The Mountain Standard Time zone includes, in whole or part:

  • Colorado — Denver is the major hub, the region’s largest city
  • Utah — Salt Lake City, home to a major technology industry cluster
  • New Mexico — Albuquerque, Santa Fe
  • Wyoming — Cheyenne, Yellowstone National Park
  • Montana — Billings, Missoula
  • Idaho — most of the state (the northern panhandle is in Pacific Time)
  • Nevada — most observes Pacific Time, but a rural eastern strip observes Mountain Time
  • Arizona — observes Mountain Standard Time year-round, but does not shift to MDT

Parts of Canada also observe Mountain Time, including most of Alberta (Calgary, Edmonton) and a portion of British Columbia.

The Arizona exception

Arizona’s relationship with daylight saving is the most interesting anomaly in the Mountain zone.

Most of Arizona does not observe daylight saving time. The state legislature voted in 1968 to opt out permanently. The reasoning was straightforward: Arizona summers are intensely hot, and extending daylight into evening hours means extending the hottest part of the day. The state decided it wanted earlier sunsets, not later ones.

The result is that Arizona runs on MSK (UTC-7) year-round. In winter, when the rest of the Mountain zone is also on UTC-7, Arizona is in sync with Colorado and Utah. In summer, when those states shift to MDT (UTC-6), Arizona falls a hour behind. For that period, Phoenix is on the same clock as Los Angeles rather than Denver.

Within Arizona, there is a further exception. The Navajo Nation, which spans northeastern Arizona into New Mexico and Utah, does observe daylight saving time as a sovereign government decision. This creates a patchwork: drive through northeastern Arizona and you cross into and out of DST as you enter and leave the Navajo Nation. The Hopi Reservation, which is entirely surrounded by the Navajo Nation, does not observe DST. Concentric rings of different clock times, nested inside each other.

Denver and the Mountain economy

Denver is the Mountain zone’s primary city and functions as the region’s economic and logistical hub. It sits at the geographic center of the continental United States and is a major hub for Union Pacific rail freight, Interstate 70, and Denver International Airport, which is one of the ten busiest airports in the world.

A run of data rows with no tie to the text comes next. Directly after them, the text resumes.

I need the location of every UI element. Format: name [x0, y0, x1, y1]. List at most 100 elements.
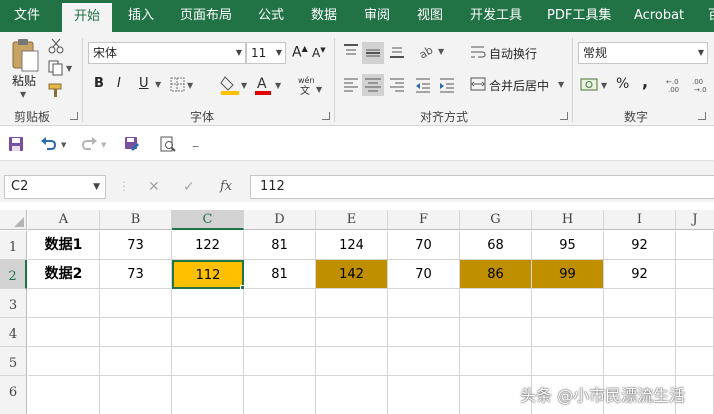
font-color-icon[interactable]: A ▼ [254, 74, 284, 96]
increase-decimal-icon[interactable]: ←.0.00 [666, 76, 688, 94]
paste-dropdown-icon[interactable]: ▼ [20, 90, 26, 99]
increase-font-size-icon[interactable]: A▲ [292, 44, 308, 61]
cell-i1[interactable]: 92 [604, 231, 676, 260]
cell-empty[interactable] [316, 347, 388, 376]
cell-empty[interactable] [388, 318, 460, 347]
cell-empty[interactable] [28, 289, 100, 318]
cell-i2[interactable]: 92 [604, 260, 676, 289]
underline-dropdown-icon[interactable]: ▼ [155, 80, 161, 89]
cell-empty[interactable] [244, 376, 316, 414]
merge-dropdown-icon[interactable]: ▼ [558, 80, 564, 89]
number-format-select[interactable]: 常规 ▼ [578, 42, 708, 64]
cell-empty[interactable] [604, 347, 676, 376]
cell-empty[interactable] [316, 318, 388, 347]
cell-f2[interactable]: 70 [388, 260, 460, 289]
middle-align-icon[interactable] [362, 42, 384, 64]
cell-empty[interactable] [604, 289, 676, 318]
number-dialog-launcher-icon[interactable] [698, 112, 706, 120]
cell-empty[interactable] [172, 376, 244, 414]
cancel-icon[interactable]: ✕ [148, 179, 160, 195]
tab-acrobat[interactable]: Acrobat [634, 0, 684, 32]
alignment-dialog-launcher-icon[interactable] [560, 112, 568, 120]
tab-formulas[interactable]: 公式 [258, 0, 284, 32]
print-preview-icon[interactable] [160, 136, 176, 152]
tab-developer[interactable]: 开发工具 [470, 0, 522, 32]
copy-icon[interactable] [48, 60, 64, 76]
cell-empty[interactable] [172, 318, 244, 347]
cell-empty[interactable] [460, 289, 532, 318]
copy-dropdown-icon[interactable]: ▼ [66, 64, 72, 73]
cell-a2[interactable]: 数据2 [28, 260, 100, 289]
top-align-icon[interactable] [342, 42, 360, 60]
decrease-font-size-icon[interactable]: A▼ [312, 46, 326, 60]
cell-a1[interactable]: 数据1 [28, 231, 100, 260]
cell-empty[interactable] [244, 347, 316, 376]
paste-icon[interactable] [10, 38, 40, 72]
column-header-c[interactable]: C [172, 210, 244, 230]
bottom-align-icon[interactable] [388, 42, 406, 60]
column-header-e[interactable]: E [316, 210, 388, 230]
cell-empty[interactable] [676, 289, 714, 318]
cell-h2[interactable]: 99 [532, 260, 604, 289]
cell-empty[interactable] [100, 376, 172, 414]
undo-icon[interactable]: ▼ [40, 136, 70, 152]
column-header-g[interactable]: G [460, 210, 532, 230]
select-all-button[interactable] [0, 210, 27, 230]
merge-center-button[interactable]: 合并后居中 [489, 77, 549, 94]
row-header-1[interactable]: 1 [0, 231, 27, 260]
fill-color-icon[interactable]: ▼ [220, 74, 250, 96]
cell-empty[interactable] [532, 318, 604, 347]
column-header-b[interactable]: B [100, 210, 172, 230]
cell-h1[interactable]: 95 [532, 231, 604, 260]
row-header-6[interactable]: 6 [0, 376, 27, 414]
tab-view[interactable]: 视图 [417, 0, 443, 32]
cell-empty[interactable] [100, 318, 172, 347]
wrap-text-button[interactable]: 自动换行 [489, 45, 537, 62]
tab-review[interactable]: 审阅 [364, 0, 390, 32]
row-header-3[interactable]: 3 [0, 289, 27, 318]
column-header-j[interactable]: J [676, 210, 714, 230]
cell-empty[interactable] [244, 289, 316, 318]
tab-file[interactable]: 文件 [14, 0, 40, 32]
tab-data[interactable]: 数据 [311, 0, 337, 32]
comma-style-button[interactable]: , [642, 72, 648, 91]
cell-empty[interactable] [100, 289, 172, 318]
column-header-i[interactable]: I [604, 210, 676, 230]
cell-e1[interactable]: 124 [316, 231, 388, 260]
row-header-5[interactable]: 5 [0, 347, 27, 376]
font-dialog-launcher-icon[interactable] [322, 112, 330, 120]
name-box[interactable]: C2 ▼ [4, 175, 106, 199]
tab-home[interactable]: 开始 [62, 3, 112, 32]
redo-icon[interactable]: ▼ [80, 136, 110, 152]
increase-indent-icon[interactable] [438, 76, 456, 94]
cell-c1[interactable]: 122 [172, 231, 244, 260]
cell-g1[interactable]: 68 [460, 231, 532, 260]
cell-empty[interactable] [316, 376, 388, 414]
cell-empty[interactable] [532, 289, 604, 318]
row-header-2[interactable]: 2 [0, 260, 27, 289]
cell-empty[interactable] [460, 318, 532, 347]
clipboard-dialog-launcher-icon[interactable] [70, 112, 78, 120]
cell-f1[interactable]: 70 [388, 231, 460, 260]
cell-empty[interactable] [316, 289, 388, 318]
italic-button[interactable]: I [117, 76, 121, 91]
cut-icon[interactable] [48, 38, 64, 54]
cell-empty[interactable] [172, 347, 244, 376]
percent-style-button[interactable]: % [616, 76, 629, 92]
column-header-h[interactable]: H [532, 210, 604, 230]
column-header-a[interactable]: A [28, 210, 100, 230]
paste-button[interactable]: 粘贴 [12, 72, 36, 89]
underline-button[interactable]: U [139, 76, 149, 91]
accounting-format-icon[interactable]: ▼ [580, 76, 610, 94]
bold-button[interactable]: B [94, 76, 104, 91]
cell-j1[interactable] [676, 231, 714, 260]
cell-empty[interactable] [388, 347, 460, 376]
cell-e2[interactable]: 142 [316, 260, 388, 289]
formula-input[interactable]: 112 [250, 175, 714, 199]
tab-pdf-tools[interactable]: PDF工具集 [547, 0, 611, 32]
row-header-4[interactable]: 4 [0, 318, 27, 347]
cell-empty[interactable] [388, 289, 460, 318]
column-header-f[interactable]: F [388, 210, 460, 230]
align-left-icon[interactable] [342, 76, 360, 94]
save-icon[interactable] [8, 136, 24, 152]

Colorado’s Front Range — Denver, Boulder, Colorado Springs — has developed a significant technology sector, often described as an extension of Silicon Valley with lower costs of living and proximity to outdoor recreation. The timezone alignment with the west coast (2 hours behind the east coast, 1 hour ahead of the west coast) makes it functional for teams that need to span both.

Utah’s Salt Lake City has also developed a notable technology industry, sometimes called “Silicon Slopes.” The Church of Jesus Christ of Latter-day Saints has headquartered major enterprises there, and the state’s political and economic climate attracted technology companies in the 2010s. Qualtrics, Domo, and others were founded there.

For developers

  • IANA identifiers: America/Denver (DST-observing), America/Phoenix (no DST)
  • Standard offset: +0: -07:00 (MST)
  • Summer offset: -06:00 (MDT), does not apply to America/Phoenix
  • DST transition: Second Sunday in March (spring forward) to first Sunday in November (fall back)
  • JavaScript: new Intl.DateTimeFormat('en-US', { timeZone: 'America/Denver' })
  • Python: import pytz; pytz.timezone('America/Denver')

When working with Arizona, always use America/Phoenix. Never assume Mountain Time in Arizona will follow DST. The consequences of getting this wrong are real: a meeting scheduled for “2pm Mountain” in June means 2pm in Denver and 1pm in Phoenix, relative to UTC.